The Emmanuel Warriors sport the colors of green and white and are members of the Toledo Area Athletic Conference. They are one of two schools in the league that do not have a football team (the other being Maumee Valley Country Day School). Their sports program includes soccer, cross country, volleyball, golf, basketball, cheerleading, track and field, softball, baseball, and tennis.

== 2005 arson incident ==
In December 2005, a fire broke out at the school causing administrators to cancel classes. The fire started in a chemical storage area used for science class demonstrations, where approximately 200 mL of mercury was stored. The mercury vaporized, causing contamination throughout the building, in addition to other vandalism, causing hundreds of thousands of dollars in damage. Two students were subsequently charged in Lucas County Juvenile Court with delinquency in connection with arson.

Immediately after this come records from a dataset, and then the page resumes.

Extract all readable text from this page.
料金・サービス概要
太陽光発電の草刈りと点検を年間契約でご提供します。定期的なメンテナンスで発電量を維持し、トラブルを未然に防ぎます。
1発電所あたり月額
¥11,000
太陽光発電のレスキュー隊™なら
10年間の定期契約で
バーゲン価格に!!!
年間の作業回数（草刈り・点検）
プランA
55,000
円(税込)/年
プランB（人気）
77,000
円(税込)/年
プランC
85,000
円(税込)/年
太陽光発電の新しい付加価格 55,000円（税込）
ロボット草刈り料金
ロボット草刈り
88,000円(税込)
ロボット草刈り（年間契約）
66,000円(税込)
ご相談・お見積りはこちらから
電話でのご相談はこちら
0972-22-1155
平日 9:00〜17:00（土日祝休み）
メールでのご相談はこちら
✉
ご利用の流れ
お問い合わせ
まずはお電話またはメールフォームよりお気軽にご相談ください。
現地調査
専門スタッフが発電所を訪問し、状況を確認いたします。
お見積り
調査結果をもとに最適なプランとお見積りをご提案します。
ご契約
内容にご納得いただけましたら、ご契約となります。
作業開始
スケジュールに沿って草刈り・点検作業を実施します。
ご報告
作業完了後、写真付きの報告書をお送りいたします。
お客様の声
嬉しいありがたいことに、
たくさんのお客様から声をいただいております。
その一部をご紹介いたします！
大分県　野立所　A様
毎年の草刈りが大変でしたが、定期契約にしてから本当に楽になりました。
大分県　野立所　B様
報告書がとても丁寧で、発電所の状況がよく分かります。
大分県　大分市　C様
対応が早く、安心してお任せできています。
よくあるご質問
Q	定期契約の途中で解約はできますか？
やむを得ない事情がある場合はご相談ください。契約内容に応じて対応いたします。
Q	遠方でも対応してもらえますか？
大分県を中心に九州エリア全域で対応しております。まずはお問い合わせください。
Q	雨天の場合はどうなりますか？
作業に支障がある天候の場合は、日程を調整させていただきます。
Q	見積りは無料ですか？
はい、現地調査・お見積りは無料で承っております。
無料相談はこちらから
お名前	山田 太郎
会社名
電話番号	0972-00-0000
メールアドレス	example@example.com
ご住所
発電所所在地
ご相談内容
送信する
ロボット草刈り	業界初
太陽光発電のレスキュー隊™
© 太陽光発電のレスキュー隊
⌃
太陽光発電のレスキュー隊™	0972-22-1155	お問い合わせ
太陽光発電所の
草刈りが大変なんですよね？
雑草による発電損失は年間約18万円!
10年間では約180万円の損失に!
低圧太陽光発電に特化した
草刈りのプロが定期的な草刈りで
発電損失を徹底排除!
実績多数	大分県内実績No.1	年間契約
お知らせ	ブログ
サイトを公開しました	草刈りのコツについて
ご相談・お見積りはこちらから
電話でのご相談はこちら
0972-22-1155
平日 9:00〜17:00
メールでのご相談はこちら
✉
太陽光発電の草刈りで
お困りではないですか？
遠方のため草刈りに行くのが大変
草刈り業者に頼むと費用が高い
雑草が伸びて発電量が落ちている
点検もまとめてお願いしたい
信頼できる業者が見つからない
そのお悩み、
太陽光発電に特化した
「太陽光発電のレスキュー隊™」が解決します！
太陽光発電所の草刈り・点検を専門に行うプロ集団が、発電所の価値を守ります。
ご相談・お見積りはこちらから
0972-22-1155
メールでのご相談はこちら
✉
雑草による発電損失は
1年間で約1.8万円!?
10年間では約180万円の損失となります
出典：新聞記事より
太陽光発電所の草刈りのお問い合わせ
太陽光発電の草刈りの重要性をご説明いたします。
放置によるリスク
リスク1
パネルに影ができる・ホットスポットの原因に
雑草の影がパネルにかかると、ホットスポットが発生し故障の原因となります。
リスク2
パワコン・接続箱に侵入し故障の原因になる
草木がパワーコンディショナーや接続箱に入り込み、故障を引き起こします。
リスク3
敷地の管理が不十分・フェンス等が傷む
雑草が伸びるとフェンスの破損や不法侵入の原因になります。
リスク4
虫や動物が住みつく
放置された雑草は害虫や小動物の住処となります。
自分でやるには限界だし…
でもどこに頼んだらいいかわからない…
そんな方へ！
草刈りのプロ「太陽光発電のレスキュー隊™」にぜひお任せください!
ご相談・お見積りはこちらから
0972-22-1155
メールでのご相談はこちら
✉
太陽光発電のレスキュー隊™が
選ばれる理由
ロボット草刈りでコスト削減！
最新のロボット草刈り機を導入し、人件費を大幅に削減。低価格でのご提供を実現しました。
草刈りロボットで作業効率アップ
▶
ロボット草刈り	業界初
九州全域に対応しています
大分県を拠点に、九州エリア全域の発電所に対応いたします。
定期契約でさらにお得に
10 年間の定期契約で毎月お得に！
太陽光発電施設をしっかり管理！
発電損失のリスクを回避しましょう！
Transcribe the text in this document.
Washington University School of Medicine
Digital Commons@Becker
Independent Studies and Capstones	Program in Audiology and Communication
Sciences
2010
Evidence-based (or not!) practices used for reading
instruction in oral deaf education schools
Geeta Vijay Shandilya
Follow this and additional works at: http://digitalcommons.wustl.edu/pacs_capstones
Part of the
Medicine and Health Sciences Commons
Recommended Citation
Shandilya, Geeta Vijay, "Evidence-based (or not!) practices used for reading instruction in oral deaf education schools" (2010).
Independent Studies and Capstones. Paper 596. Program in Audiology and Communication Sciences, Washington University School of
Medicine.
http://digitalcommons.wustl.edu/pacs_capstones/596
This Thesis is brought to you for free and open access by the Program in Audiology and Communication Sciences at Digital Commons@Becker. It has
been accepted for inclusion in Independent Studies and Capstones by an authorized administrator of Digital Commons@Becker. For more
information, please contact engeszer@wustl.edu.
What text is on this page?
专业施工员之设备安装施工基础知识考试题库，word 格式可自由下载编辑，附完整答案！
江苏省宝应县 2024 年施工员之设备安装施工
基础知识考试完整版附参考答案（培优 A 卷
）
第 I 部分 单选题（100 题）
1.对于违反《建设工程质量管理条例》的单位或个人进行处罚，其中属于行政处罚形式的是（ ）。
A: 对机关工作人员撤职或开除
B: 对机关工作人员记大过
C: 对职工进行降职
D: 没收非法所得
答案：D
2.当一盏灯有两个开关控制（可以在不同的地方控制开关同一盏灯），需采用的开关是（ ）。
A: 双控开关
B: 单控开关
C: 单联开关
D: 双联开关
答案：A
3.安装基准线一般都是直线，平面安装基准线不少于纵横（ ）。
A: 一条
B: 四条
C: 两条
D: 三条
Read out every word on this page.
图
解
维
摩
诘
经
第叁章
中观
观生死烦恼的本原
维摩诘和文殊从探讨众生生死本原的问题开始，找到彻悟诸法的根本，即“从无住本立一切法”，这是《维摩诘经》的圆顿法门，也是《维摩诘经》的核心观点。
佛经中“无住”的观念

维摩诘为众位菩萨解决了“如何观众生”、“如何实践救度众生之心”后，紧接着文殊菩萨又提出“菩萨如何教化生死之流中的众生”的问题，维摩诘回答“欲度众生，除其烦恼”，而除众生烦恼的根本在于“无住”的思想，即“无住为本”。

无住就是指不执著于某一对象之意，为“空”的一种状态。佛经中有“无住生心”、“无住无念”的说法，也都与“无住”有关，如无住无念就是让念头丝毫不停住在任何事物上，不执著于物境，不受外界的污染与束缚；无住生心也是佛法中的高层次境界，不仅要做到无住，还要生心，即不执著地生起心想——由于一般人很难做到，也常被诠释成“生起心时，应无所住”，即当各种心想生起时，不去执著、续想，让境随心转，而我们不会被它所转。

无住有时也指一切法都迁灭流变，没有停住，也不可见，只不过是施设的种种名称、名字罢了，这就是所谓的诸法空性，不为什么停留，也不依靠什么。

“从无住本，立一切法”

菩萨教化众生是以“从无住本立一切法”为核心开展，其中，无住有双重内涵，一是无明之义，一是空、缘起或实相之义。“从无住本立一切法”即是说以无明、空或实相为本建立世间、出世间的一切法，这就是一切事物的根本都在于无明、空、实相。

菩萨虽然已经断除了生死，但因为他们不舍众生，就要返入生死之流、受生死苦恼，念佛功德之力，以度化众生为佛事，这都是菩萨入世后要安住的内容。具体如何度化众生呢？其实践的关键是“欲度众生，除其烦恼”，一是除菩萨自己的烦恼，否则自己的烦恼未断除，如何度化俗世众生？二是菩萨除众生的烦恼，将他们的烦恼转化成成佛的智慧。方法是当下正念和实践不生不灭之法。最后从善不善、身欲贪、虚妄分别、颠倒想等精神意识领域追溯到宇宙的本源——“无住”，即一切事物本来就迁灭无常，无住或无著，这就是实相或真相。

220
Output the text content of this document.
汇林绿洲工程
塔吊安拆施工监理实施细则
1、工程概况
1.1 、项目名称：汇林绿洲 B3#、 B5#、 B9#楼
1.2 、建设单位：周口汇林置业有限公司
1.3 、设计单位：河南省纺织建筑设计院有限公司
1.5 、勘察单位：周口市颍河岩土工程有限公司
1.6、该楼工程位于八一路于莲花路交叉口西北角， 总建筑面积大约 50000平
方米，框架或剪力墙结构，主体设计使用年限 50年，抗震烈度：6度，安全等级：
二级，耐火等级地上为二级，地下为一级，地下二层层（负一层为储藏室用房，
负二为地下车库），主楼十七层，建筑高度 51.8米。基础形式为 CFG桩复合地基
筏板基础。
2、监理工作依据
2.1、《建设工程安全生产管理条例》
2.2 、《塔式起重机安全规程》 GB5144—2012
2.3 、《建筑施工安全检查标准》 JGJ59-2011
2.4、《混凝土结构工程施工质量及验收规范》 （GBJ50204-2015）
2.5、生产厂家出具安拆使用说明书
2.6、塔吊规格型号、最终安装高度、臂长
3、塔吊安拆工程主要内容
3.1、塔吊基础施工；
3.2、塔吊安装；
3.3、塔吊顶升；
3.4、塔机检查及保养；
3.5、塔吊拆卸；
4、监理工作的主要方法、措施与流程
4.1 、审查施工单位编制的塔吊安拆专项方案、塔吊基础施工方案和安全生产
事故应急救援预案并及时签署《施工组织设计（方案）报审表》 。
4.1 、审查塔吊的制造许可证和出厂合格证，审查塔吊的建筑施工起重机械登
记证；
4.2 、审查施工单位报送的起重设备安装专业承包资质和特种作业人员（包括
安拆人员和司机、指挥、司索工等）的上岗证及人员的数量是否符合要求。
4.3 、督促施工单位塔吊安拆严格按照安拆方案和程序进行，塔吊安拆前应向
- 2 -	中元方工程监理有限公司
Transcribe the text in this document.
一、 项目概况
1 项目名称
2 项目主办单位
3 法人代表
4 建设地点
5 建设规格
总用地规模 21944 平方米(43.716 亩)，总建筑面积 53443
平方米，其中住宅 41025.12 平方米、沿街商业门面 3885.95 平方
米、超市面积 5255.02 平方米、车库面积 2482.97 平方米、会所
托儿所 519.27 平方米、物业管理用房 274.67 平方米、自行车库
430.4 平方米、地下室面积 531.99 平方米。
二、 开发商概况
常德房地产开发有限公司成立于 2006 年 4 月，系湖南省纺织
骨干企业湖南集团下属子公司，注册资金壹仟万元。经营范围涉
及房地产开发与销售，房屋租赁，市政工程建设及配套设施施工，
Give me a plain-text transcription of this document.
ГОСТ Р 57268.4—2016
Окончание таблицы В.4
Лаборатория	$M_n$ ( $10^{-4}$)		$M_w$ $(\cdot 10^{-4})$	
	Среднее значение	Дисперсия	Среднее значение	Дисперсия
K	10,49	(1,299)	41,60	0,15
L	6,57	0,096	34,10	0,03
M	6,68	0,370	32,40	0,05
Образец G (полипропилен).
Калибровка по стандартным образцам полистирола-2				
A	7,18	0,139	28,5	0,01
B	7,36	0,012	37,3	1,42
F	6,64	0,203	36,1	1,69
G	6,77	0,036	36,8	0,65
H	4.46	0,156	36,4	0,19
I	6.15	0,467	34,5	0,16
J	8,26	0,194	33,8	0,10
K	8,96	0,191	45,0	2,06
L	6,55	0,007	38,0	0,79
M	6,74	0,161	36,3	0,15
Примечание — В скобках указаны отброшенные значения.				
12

== Monclova Christian Academy et al v. Toledo-Lucas County Health Department ==
In December 2020, during the height of the COVID-19 pandemic, the school joined St. John's Jesuit and Monclova Christian Academy high schools in a lawsuit brought against the county health department by Citizens for Community Values, a Christian public policy organization. The lawsuit alleged that the state's effort to curb the spread of the virus by requiring students to temporarily attend online classes had violated their First Amendment right to religious expression. Their initial request for a preliminary injunction was denied, but was granted on appeal. Ohio Attorney General David Yost expressed his support for the court's decision to grant the schools' request.